MELVILLE, N.Y. -- The once-grand white house watches over Long Island Sound from the tip of Sands Point, its days numbered.
Lands End, the 25-room Colonial Revival mansion that local lore says was F. Scott Fitzgerald's inspiration for Daisy Buchanan's home in The Great Gatsby faces demolition this month.
In the 1920s and '30s, Winston Churchill, the Marx Brothers and Ethel Barrymore attended parties there. Fitzgerald was perched on the back deck, drinking in the view. Rooms featured marble, parquet and wide wood-planked floors, Palladian windows and hand-painted wallpaper.
Sands Point Village in January approved plans to raze the house and divide the site into lots for five custom homes starting at $10 million each.
Lands End is the latest Gold Coast estate to be doomed. With each demolition, the North Shore loses more of its gilded past.
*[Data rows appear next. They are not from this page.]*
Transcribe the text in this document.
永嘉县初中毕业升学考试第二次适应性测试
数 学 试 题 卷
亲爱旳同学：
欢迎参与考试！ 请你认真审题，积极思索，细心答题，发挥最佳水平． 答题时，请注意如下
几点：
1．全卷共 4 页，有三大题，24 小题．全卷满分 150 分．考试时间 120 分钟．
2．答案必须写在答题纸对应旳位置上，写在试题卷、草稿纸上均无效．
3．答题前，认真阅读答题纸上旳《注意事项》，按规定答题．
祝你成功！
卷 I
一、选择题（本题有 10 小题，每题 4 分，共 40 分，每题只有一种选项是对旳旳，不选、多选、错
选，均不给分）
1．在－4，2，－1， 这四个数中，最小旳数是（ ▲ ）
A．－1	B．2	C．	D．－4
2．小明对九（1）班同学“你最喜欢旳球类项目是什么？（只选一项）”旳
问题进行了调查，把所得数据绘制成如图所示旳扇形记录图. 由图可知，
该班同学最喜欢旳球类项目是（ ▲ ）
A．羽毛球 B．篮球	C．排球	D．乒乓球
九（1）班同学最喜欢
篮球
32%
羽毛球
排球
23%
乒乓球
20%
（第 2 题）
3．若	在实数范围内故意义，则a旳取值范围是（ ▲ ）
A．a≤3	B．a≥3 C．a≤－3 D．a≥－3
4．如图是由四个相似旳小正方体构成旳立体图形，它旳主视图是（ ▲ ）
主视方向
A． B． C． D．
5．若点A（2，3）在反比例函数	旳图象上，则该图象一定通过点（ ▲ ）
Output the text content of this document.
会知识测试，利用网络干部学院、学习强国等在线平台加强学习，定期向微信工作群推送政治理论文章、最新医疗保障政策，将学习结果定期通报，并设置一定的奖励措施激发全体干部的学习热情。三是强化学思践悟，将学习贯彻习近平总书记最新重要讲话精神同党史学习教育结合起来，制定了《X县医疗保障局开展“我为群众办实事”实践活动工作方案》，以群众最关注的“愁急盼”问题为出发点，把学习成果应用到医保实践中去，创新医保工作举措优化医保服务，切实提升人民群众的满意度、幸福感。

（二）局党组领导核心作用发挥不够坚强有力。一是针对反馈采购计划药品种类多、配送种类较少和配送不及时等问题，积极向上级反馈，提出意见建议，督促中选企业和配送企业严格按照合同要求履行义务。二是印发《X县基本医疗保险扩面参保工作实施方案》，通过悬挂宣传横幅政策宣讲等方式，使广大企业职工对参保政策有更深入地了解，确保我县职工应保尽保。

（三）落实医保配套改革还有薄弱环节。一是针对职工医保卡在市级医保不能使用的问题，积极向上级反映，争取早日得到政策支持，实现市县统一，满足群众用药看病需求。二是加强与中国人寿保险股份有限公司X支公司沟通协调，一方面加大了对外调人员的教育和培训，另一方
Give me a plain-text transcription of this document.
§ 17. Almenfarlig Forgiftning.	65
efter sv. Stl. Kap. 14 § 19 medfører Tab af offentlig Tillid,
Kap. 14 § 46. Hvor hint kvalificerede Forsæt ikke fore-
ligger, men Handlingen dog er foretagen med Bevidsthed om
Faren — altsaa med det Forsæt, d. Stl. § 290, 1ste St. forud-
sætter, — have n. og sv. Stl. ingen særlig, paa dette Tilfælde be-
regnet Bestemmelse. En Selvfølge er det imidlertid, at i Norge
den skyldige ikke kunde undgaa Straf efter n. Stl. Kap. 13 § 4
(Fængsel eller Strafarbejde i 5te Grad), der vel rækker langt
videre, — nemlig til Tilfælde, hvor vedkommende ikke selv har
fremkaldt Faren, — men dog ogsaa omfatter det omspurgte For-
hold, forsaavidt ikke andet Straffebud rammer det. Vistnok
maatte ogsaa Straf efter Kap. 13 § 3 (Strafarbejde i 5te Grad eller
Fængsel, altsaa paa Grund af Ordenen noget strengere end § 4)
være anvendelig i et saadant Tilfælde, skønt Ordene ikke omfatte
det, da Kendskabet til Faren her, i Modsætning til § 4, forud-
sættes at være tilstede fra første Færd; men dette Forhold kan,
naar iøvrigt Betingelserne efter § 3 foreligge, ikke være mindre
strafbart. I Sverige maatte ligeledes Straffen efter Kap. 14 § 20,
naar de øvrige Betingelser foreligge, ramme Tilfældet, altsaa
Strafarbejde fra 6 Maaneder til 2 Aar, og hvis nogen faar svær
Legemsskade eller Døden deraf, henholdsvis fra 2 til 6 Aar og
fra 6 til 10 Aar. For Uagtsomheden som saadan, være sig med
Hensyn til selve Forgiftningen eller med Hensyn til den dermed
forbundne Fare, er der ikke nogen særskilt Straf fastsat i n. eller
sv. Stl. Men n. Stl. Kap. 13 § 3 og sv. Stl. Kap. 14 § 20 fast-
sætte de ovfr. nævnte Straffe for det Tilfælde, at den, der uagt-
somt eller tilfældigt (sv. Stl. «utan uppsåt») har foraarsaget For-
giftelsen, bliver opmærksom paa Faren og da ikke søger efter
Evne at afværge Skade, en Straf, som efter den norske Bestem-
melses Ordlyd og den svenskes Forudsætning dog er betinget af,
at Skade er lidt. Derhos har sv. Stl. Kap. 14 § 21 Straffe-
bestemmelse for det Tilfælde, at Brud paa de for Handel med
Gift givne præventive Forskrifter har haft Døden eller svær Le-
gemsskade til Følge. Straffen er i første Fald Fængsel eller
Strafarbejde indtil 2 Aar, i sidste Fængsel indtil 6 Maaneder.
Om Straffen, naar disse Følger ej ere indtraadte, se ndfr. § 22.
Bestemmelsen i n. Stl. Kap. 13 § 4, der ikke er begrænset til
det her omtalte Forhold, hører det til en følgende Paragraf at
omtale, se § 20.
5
Historians say hundreds of the mansions have been lost in the past 50 years as owners faced increasing taxes and maintenance costs.
"The cost to renovate these things is just so overwhelming that people aren't interested in it," said Clifford Fetner, president of Jaco Builders in Hauppauge, N.Y., and Lands End project construction manager. "The value of the property is the land."
From about 1890 to 1950, business titans, politicians, and old-money families built as many as 1,400 opulent homes on the North Shore. The homes often were designed by noted architects such as Stanford White and echoed European grandeur. They belonged to Vanderbilts, Woolworths, Morgans, and Astors.
Katharine Ullman, a Sands Point village trustee who lives near Lands End, at first opposed the subdivision, saying it would increase traffic, disturb a creek, and tear down a navigation landmark for sailors. But now "I understand the problem," she said. "It was costly to make the repairs to make it livable."
Taxes, insurance, and maintenance of the 24,000-square-foot house and 13-acre grounds total as much as $4,500 a day, said David Brodsky of the real estate company that is redeveloping the site. His father bought Lands End for $17.5 million in 2004 from Virginia Kraft Payson, the late wife of former Mets owner Charles Shipman Payson.
"In its heyday, it had 20 in help," Mr. Brodsky said. "It was a true Gold Coast estate."
Monica Randall, an Oyster Bay historian, said about 500 historic North Shore homes were knocked down in the 1950s and '60s and more have fallen in the past 30 years.